Связь с Луной. Томимая мрачной грустью обезьяна. Покровители ученых Сатурн и Меркурий, сухие планеты, сгущающие кровь. Любовь к науке. Большинство поэтов. Кладбища: приходящие там мысли о тщете всего земного заставляют сердце сжиматься сладко и горестно. Сладкая грусть, жемчуг в потоке страданий, наслаждение в слезах. Веселье скорби. Поветрие и мода, ручьи слез, прогулки среди гробниц. Забава, тонкая радость, прихоть, любимое развлечение изысканного ума. Некоторый род меланхолического забвения. Врач нежно трудится над лекарством, которое не поможет.

Завистен, скуп, печален, лживый, молчалив и смугл. Меланхолики почитаются ниже всех в добродетели, потому что они немного кажут человеколюбия. Как дарования душевные, так и пороки имеют странные. Глубокомысленны, но на ответы нескоры, в делах чрезмерно трудолюбивы, хотя в исполнении оных медленны, ибо везде наперед затруднения, коих нет, и несчастие воображают. Почитаются великими и верными людьми в правлениях, где нет нужды в скорости, в камерных делах, в судах и советах, в высоких науках. Меланхолик тих и прилежен к учению.

Тоска, фантазии, тщеславие, притворство. Мрачные удовольствия, оттенки грусти. Меланхолик с черным котом. Влюбленный меланхолик. Меланхолик – рыцарь, размышляющий на мшистом берегу. Поэт Ф. Сидни в образе меланхолика-философа. Но юность ты свою переживешь. Все чувства притупятся, ты ничем не сможешь усладить угасший вкус. Состав меланхолический, сухой, холодный под конец одержит верх в твоей крови. Кладбища, гробницы.
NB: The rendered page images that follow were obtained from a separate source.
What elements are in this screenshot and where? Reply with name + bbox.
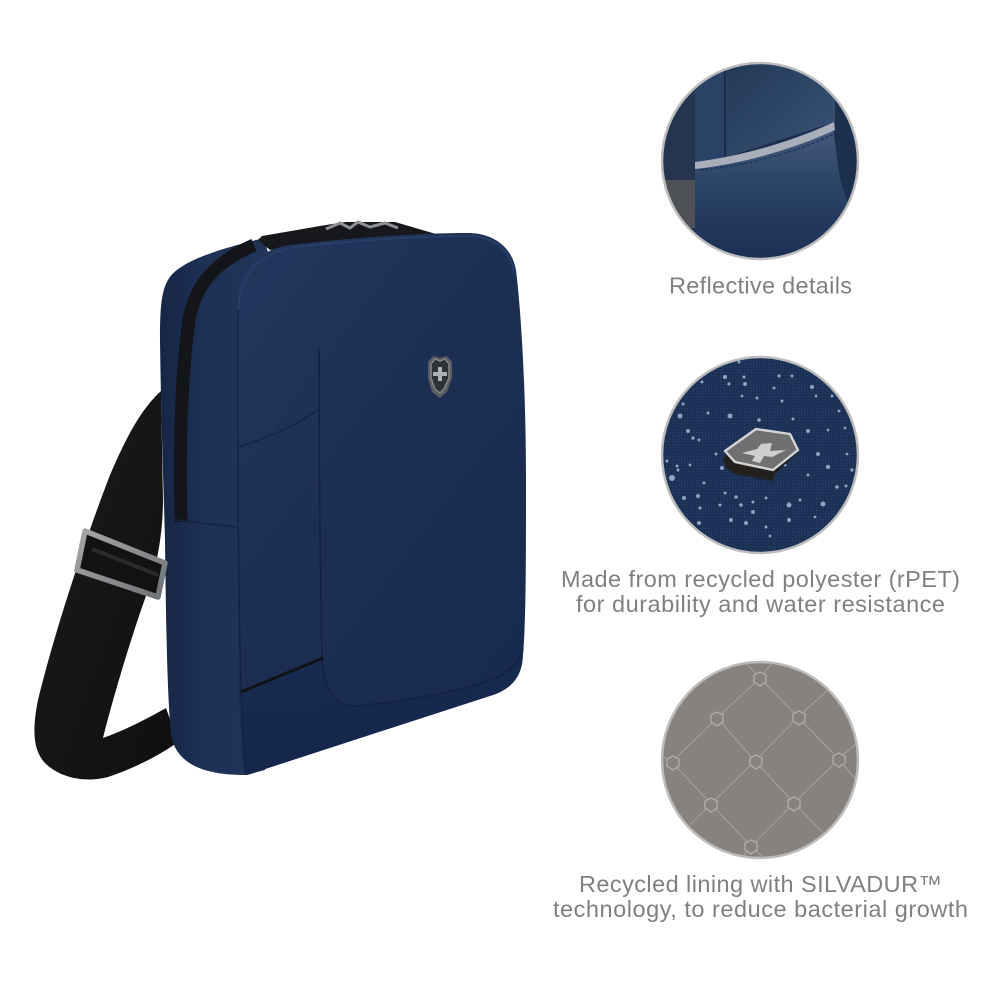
strap buckle xyxy=(77,531,165,597)
zipper top pull xyxy=(258,222,436,250)
label: recycled polyester: Made from recycled polyester (rPET) xyxy=(561,566,960,592)
small shield emblems xyxy=(667,672,845,854)
grey lining fabric xyxy=(660,660,860,860)
bottom reinforced panel xyxy=(241,648,523,775)
zipper track xyxy=(180,245,254,522)
stitches xyxy=(700,134,834,170)
circle: reflective details xyxy=(660,60,860,264)
fabric background xyxy=(690,100,857,232)
zipper sliders xyxy=(326,222,398,229)
bag side panel xyxy=(160,238,270,775)
front edge seam xyxy=(238,236,514,310)
bottom zip xyxy=(241,658,323,692)
woven fabric xyxy=(660,355,860,555)
grey tab xyxy=(664,180,695,228)
circle: recycled lining pattern xyxy=(660,660,860,860)
crossbody bag product photo xyxy=(34,222,526,779)
label: reflective details: Reflective details xyxy=(669,272,852,298)
side panel lower seam xyxy=(165,518,238,527)
label: recycled lining: Recycled lining with SILVADUR™ xyxy=(579,871,942,897)
reflective band xyxy=(695,122,835,169)
zipper tape band xyxy=(695,70,727,162)
front left edge line xyxy=(238,310,245,772)
brand shield logo xyxy=(428,356,452,398)
circle: recycled polyester with water drops xyxy=(660,355,860,555)
tilted shield badge xyxy=(723,429,798,481)
shoulder strap xyxy=(34,391,178,779)
ring xyxy=(662,662,858,858)
pocket diagonal seam xyxy=(238,409,319,447)
diamond lattice xyxy=(660,662,860,860)
water droplets xyxy=(666,360,854,537)
front pocket panel seam xyxy=(319,350,523,706)
ring xyxy=(662,357,858,553)
ring xyxy=(662,63,858,259)
bag front body xyxy=(237,233,526,775)
pocket xyxy=(695,130,848,244)
label: durability and water resistance: for durability and water resistance xyxy=(576,591,945,617)
upper fabric xyxy=(727,60,835,157)
label: technology: technology, to reduce bacterial growth xyxy=(553,896,968,922)
left woven panel xyxy=(664,90,695,180)
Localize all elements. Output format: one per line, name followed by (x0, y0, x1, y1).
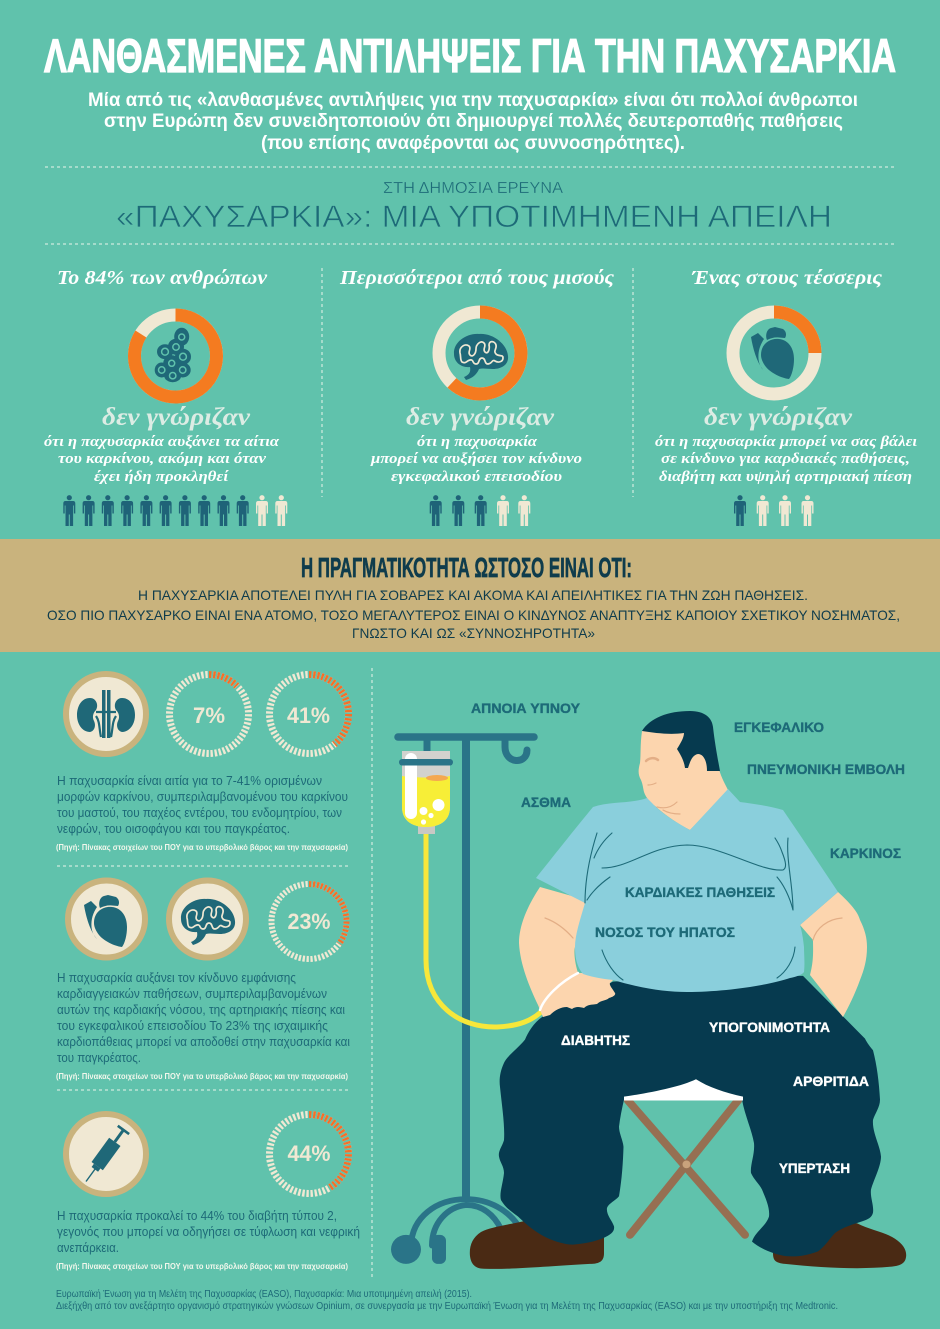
survey heading: «ΠΑΧΥΣΑΡΚΙΑ»: ΜΙΑ ΥΠΟΤΙΜΗΜΕΝΗ ΑΠΕΙΛΗ (116, 198, 832, 234)
paragraph: Η παχυσαρκία αυξάνει τον κίνδυνο εμφάνισης (57, 970, 296, 985)
pictogram: 1 of 4 people (734, 495, 814, 526)
description: διαβήτη και υψηλή αρτηριακή πίεση (659, 469, 912, 485)
icon: cancer cells (155, 328, 191, 382)
paragraph: καρδιαγγειακών παθήσεων, συμπεριλαμβανομένων (57, 986, 327, 1001)
skin folds (545, 783, 842, 940)
labels: conditions: ΚΑΡΚΙΝΟΣ (830, 846, 901, 861)
description (44, 434, 280, 485)
description: εγκεφαλικού επεισοδίου (391, 469, 562, 485)
neck and face (639, 728, 728, 830)
labels: conditions (471, 701, 905, 1176)
description: έχει ήδη προκληθεί (94, 469, 229, 485)
band text: ΟΣΟ ΠΙΟ ΠΑΧΥΣΑΡΚΟ ΕΙΝΑΙ ΕΝΑ ΑΤΟΜΟ, ΤΟΣΟ ΜΕΓΑΛΥΤΕΡΟΣ ΕΙΝΑΙ Ο ΚΙΝΔΥΝΟΣ ΑΝΑΠΤΥΞΗΣ ΚΑΠΟΙΟΥ ΣΧΕΤΙΚΟΥ ΝΟΣΗΜΑΤΟΣ, (47, 607, 900, 623)
bracelet (540, 973, 578, 1010)
icon: heart badge (68, 880, 145, 958)
paragraph: ανεπάρκεια. (57, 1240, 119, 1255)
trousers (499, 976, 881, 1256)
shirt folds (585, 833, 795, 980)
ring chart 41%: 41% (287, 703, 330, 728)
description: ότι η παχυσαρκία (417, 434, 538, 450)
panel: more than half, stroke (339, 267, 614, 526)
donut chart 84% (134, 315, 216, 397)
labels: conditions: ΥΠΕΡΤΑΣΗ (779, 1161, 850, 1176)
label: δεν γνώριζαν (704, 404, 853, 431)
band text: ΓΝΩΣΤΟ ΚΑΙ ΩΣ «ΣΥΝΝΟΣΗΡΟΤΗΤΑ» (352, 625, 595, 641)
eyebrow (646, 758, 658, 761)
source note: (Πηγή: Πίνακας στοιχείων του ΠΟΥ για το υπερβολικό βάρος και την παχυσαρκία) (56, 1261, 348, 1271)
labels: conditions: ΔΙΑΒΗΤΗΣ (561, 1033, 630, 1048)
stool (628, 1101, 745, 1235)
source note: (Πηγή: Πίνακας στοιχείων του ΠΟΥ για το υπερβολικό βάρος και την παχυσαρκία) (56, 1071, 348, 1081)
intro text: (που επίσης αναφέρονται ως συννοσηρότητες). (261, 133, 685, 154)
icon: heart (751, 327, 794, 379)
icon: brain (454, 334, 508, 380)
paragraph: νεφρών, του οισοφάγου και του παγκρέατος. (57, 821, 290, 836)
donut chart 62% (439, 312, 521, 394)
paragraph: του παγκρέατος. (57, 1050, 141, 1065)
heading: Το 84% των ανθρώπων (57, 267, 268, 289)
left arm (519, 887, 615, 1017)
labels: conditions: ΑΡΘΡΙΤΙΔΑ (793, 1074, 869, 1089)
label: δεν γνώριζαν (406, 404, 555, 431)
shoes (470, 1221, 906, 1269)
icon: syringe badge (66, 1114, 146, 1194)
survey kicker: ΣΤΗ ΔΗΜΟΣΙΑ ΕΡΕΥΝΑ (383, 180, 564, 197)
description: μπορεί να αυξήσει τον κίνδυνο (370, 451, 582, 467)
description: σε κίνδυνο για καρδιακές παθήσεις, (661, 451, 910, 467)
panel: reality band (0, 539, 940, 652)
paragraph: αυτών της καρδιακής νόσου, της αρτηριακής πίεσης και (57, 1002, 345, 1017)
description: ότι η παχυσαρκία μπορεί να σας βάλει (655, 434, 917, 450)
labels: conditions: ΑΣΘΜΑ (521, 795, 571, 810)
heading: Ένας στους τέσσερις (691, 267, 882, 289)
panel: 84 percent, cancer (44, 267, 287, 526)
pictogram: 3 of 5 people (430, 495, 530, 526)
intro text: στην Ευρώπη δεν συνειδητοποιούν ότι δημιουργεί πολλές δευτεροπαθής παθήσεις (104, 111, 843, 132)
donut chart 25% (733, 312, 815, 394)
paragraph: καρδιοπάθειας μπορεί να αποδοθεί στην παχυσαρκία και (57, 1034, 350, 1049)
stool seat (624, 1079, 743, 1101)
paragraph: μορφών καρκίνου, συμπεριλαμβανομένου του καρκίνου (57, 789, 348, 804)
ring chart 7%: 7% (193, 703, 225, 728)
description: ότι η παχυσαρκία αυξάνει τα αίτια (44, 434, 280, 450)
labels: conditions: ΥΠΟΓΟΝΙΜΟΤΗΤΑ (709, 1020, 830, 1035)
shirt (536, 789, 838, 992)
label: δεν γνώριζαν (102, 404, 251, 431)
description: του καρκίνου, ακόμη και όταν (58, 451, 266, 467)
labels: conditions: ΑΠΝΟΙΑ ΥΠΝΟΥ (471, 701, 580, 716)
ring chart 23%: 23% (288, 909, 330, 934)
footer credits: Ευρωπαϊκή Ένωση για τη Μελέτη της Παχυσαρκίας (EASO), Παχυσαρκία: Μια υποτιμημένη απειλή (2015). (56, 1288, 472, 1300)
panel: one in four, heart (655, 267, 917, 526)
intro text: Μία από τις «λανθασμένες αντιλήψεις για την παχυσαρκία» είναι ότι πολλοί άνθρωποι (88, 90, 858, 111)
ring chart 44%: 44% (288, 1141, 330, 1166)
source note: (Πηγή: Πίνακας στοιχείων του ΠΟΥ για το υπερβολικό βάρος και την παχυσαρκία) (56, 842, 348, 852)
IV tube (426, 832, 541, 1027)
labels: conditions: ΚΑΡΔΙΑΚΕΣ ΠΑΘΗΣΕΙΣ (625, 885, 775, 900)
description (655, 434, 917, 485)
paragraph (57, 1208, 360, 1255)
illustration: seated man (470, 711, 906, 1269)
intro text (88, 90, 858, 154)
description (370, 434, 582, 485)
ring chart 44% (270, 1114, 348, 1194)
panel: cancer facts (56, 674, 349, 852)
pictogram: 10 of 12 people (63, 495, 287, 526)
paragraph (57, 970, 350, 1065)
panel: diabetes facts (56, 1114, 360, 1271)
icon: kidneys (66, 674, 146, 754)
footer credits: Διεξήχθη από τον ανεξάρτητο οργανισμό στρατηγικών γνώσεων Opinium, σε συνεργασία με την Ευρωπαϊκή Ένωση για τη Μελέτη της Παχυσαρκίας (EASO) και με την υποστήριξη της Medtronic. (56, 1300, 838, 1312)
panel: heart and stroke facts (56, 880, 350, 1081)
footer credits (56, 1288, 838, 1312)
paragraph (57, 773, 348, 836)
ring chart 7% (170, 674, 248, 754)
paragraph: Η παχυσαρκία προκαλεί το 44% του διαβήτη τύπου 2, (57, 1208, 337, 1223)
IV bag (399, 751, 453, 834)
paragraph: του μαστού, του παχέος εντέρου, του ενδομητρίου, των (57, 805, 342, 820)
icon: brain badge (169, 880, 246, 958)
ring chart 41% (270, 674, 349, 754)
band heading: Η ΠΡΑΓΜΑΤΙΚΟΤΗΤΑ ΩΣΤΟΣΟ ΕΙΝΑΙ ΟΤΙ: (301, 552, 632, 583)
labels: conditions: ΠΝΕΥΜΟΝΙΚΗ ΕΜΒΟΛΗ (747, 762, 905, 777)
paragraph: Η παχυσαρκία είναι αιτία για το 7-41% ορισμένων (57, 773, 322, 788)
band text (47, 587, 900, 641)
heading: Περισσότεροι από τους μισούς (339, 267, 614, 289)
paragraph: του εγκεφαλικού επεισοδίου Το 23% της ισχαιμικής (57, 1018, 328, 1033)
band text: Η ΠΑΧΥΣΑΡΚΙΑ ΑΠΟΤΕΛΕΙ ΠΥΛΗ ΓΙΑ ΣΟΒΑΡΕΣ ΚΑΙ ΑΚΟΜΑ ΚΑΙ ΑΠΕΙΛΗΤΙΚΕΣ ΓΙΑ ΤΗΝ ΖΩΗ ΠΑΘΗΣΕΙΣ. (138, 587, 808, 603)
labels: conditions: ΕΓΚΕΦΑΛΙΚΟ (734, 720, 824, 735)
ring chart 23% (272, 884, 346, 959)
illustration: IV stand (391, 737, 541, 1264)
right arm (800, 892, 867, 1017)
hair (642, 711, 720, 771)
labels: conditions: ΝΟΣΟΣ ΤΟΥ ΗΠΑΤΟΣ (595, 925, 735, 940)
paragraph: γεγονός που μπορεί να οδηγήσει σε τύφλωση και νεφρική (57, 1224, 360, 1239)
Слезы, притворство, припадки, ужасные сны, постоянный страх, бегающие покрасневшие глаза. Полезно многое употребление воды. Показано кровопускание. Врач готовит микстуру. Теория гуморальной патологии. Особое состояние души, настрой ума, доступные только избранным. Всемирная история борьбы врачей и философов. Врач достает ланцет. А если кто скорбит от меланхолии или уныния, скорбь того недостохвальна.